Ce qui explique peut-être leur difficulté ultérieure à comprendre la mission de Jésus :  

Cette mission pressentie par Jean le Baptiste, cette mission que les disciples découvriront tardivement : Être l’instrument de Dieu.

Car, être l’instrument de Dieu c’est engager toute sa vie jusqu’à la fin.

Et souvenez-vous : Jonas l’avait compris et accepté et il a été frustré, peut-on dire, de ne pas aller au bout de sa vie.

Mais il faut quand même savoir que l’histoire de Jonas n’est qu’un merveilleux récit, un conte de la littérature orientale de l’époque, une parabole qui nous dit bien, combien nous devons nous engager selon l’appel de Dieu.

C’est une parabole, car à l’époque où ce texte a été écrit, Ninive était détruite depuis longtemps, l’empire assyrien n’existait plus ;

Mais cela n’enlève rien à la signification du récit !

 

Jésus a donc appelé des disciples qui étaient des hommes ordinaires, des hommes du peuple, peut être les premiers venus: ils étaient d’horizons divers, de courants politiques différents, des manuels et des lettrés… ils ont été appelés.

Certains ont réfléchi, plus ou moins longtemps, certains ont été illuminés, comme Paul sur le chemin de Damas.

Certains sont venus, d’autres pas, certains l’ont quitté, certains sont revenus.

On dit qu’ils étaient douze, mais notre texte ne cite que les quatre premiers qui l’ont suivi.

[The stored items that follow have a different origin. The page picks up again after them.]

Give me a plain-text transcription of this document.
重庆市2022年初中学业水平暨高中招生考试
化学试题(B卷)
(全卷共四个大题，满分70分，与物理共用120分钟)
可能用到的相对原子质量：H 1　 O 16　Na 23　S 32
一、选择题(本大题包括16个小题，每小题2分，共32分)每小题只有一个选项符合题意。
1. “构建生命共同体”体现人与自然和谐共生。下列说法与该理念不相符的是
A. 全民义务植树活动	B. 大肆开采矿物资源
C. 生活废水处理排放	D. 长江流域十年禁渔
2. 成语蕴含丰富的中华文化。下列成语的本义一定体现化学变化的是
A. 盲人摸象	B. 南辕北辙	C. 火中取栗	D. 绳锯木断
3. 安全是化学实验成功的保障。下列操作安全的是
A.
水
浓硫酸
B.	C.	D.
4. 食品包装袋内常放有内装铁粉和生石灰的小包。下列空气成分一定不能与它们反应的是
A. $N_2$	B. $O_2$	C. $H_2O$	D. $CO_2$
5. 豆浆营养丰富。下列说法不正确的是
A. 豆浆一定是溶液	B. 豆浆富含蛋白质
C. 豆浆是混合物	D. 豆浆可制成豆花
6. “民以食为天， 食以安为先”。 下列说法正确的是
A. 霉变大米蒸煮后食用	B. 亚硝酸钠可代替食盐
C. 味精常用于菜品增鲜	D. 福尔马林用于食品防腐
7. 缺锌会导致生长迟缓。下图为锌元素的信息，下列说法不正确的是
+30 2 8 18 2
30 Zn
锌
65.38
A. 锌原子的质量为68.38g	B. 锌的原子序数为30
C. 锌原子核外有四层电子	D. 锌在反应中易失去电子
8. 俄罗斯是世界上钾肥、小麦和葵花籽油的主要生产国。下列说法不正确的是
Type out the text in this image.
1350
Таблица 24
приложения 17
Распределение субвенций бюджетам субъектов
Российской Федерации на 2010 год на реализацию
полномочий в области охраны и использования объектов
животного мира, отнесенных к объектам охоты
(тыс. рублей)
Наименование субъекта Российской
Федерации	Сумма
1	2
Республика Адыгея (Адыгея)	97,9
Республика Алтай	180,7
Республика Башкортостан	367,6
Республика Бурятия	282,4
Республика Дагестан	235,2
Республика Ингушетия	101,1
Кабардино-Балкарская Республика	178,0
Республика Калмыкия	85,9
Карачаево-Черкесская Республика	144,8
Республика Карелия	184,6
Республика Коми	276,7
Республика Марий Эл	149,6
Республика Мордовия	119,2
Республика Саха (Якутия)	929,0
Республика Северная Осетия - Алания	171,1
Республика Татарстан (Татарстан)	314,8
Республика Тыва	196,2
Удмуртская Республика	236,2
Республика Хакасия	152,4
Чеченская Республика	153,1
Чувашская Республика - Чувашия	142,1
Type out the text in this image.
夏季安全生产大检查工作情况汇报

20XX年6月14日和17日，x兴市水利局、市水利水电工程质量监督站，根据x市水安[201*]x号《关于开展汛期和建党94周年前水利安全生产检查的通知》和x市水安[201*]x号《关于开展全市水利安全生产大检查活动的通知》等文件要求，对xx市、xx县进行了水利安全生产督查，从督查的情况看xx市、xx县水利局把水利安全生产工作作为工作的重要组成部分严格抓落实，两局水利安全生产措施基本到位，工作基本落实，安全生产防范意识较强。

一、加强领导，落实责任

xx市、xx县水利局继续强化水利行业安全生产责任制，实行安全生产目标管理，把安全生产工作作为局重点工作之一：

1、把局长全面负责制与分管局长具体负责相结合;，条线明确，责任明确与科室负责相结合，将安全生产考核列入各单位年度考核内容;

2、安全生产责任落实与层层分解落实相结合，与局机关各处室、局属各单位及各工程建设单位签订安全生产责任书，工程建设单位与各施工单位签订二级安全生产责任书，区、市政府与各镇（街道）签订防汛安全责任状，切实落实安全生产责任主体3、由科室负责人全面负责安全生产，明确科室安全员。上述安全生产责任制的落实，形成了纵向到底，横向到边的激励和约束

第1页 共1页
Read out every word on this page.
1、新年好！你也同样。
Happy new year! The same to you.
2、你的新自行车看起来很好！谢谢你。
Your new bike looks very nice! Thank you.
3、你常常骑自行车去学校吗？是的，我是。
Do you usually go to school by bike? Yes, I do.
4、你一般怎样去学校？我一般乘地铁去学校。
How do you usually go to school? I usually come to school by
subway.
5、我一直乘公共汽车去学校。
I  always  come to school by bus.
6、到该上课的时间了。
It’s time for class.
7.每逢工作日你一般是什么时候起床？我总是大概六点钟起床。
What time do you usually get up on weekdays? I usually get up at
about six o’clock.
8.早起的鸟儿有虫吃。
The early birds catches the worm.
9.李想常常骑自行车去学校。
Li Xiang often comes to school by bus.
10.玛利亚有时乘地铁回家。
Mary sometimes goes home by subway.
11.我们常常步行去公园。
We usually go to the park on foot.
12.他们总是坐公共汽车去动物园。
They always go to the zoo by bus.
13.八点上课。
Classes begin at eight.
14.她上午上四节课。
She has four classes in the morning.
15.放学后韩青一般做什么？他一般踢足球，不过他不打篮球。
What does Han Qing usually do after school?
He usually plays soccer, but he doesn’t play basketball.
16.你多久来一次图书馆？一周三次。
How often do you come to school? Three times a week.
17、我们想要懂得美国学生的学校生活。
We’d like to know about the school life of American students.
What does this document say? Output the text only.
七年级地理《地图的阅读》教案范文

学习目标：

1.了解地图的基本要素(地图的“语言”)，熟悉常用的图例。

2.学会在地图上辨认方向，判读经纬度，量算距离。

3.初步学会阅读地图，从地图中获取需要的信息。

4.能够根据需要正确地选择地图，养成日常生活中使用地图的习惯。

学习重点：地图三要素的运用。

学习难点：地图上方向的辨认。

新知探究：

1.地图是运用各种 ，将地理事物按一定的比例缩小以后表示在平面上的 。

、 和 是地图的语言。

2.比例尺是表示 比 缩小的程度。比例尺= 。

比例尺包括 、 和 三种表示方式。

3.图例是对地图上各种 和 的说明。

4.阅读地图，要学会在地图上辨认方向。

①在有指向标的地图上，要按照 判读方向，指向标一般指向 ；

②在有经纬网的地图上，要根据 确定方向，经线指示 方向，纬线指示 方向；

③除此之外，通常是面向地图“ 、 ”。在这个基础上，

Pourquoi douze : Douze est un nombre qui signifie un grand ensemble puisqu’on considérait, à l’époque  qu’un nombre est grand au-delà de dix, c’est-à-dire plus grand que ce que l’on peut compter avec les doigts des mains. De plus c’est le nombre des tribus d’Israël appelées à représenter l’humanité toute entière, comme l’a été le peuple hébreu, descendant de tous ceux sortis d’Egypte avec Moïse, quels qu’ils soient, avec leurs défauts et leurs qualités :

C’est donc l’ensemble de l’humanité signifiée par les douze disciples qui est appelée par Jésus à le suivre.

 

Et cela nous importe, car cela nous implique, directement : Nous avons à engager notre vie ! Car tous, nous sommes appelés à suivre Jésus, c’est-à-dire à répondre à l’appel de Dieu comme lui-même y a répondu ;

Mais nous ne sommes pas tous appelés à la même chose,

Dieu ne nous demande jamais que ce que nous pouvons faire dans la mesure de notre foi, comme le rappelle l’apôtre Paul.

Les disciples appelés par Jésus n’ont sans doute pas eu conscience tout de  suite de leur implication dans le plan de Dieu : ils y ont été amenés petit à petit, parfois difficilement, parfois même avec des réactions de recul, de refus, d’abandon, voire de trahison.

Etre chrétien, c’est se mettre dans cette perspective de vivre dans la suite de Jésus le Christ, qui est allé au bout de sa vie à l’appel de Dieu, de le suivre tout simplement, dans le quotidien de nos vies c'est-à-dire dans les petites choses tout en sachant qu’il peut y en avoir de grandes.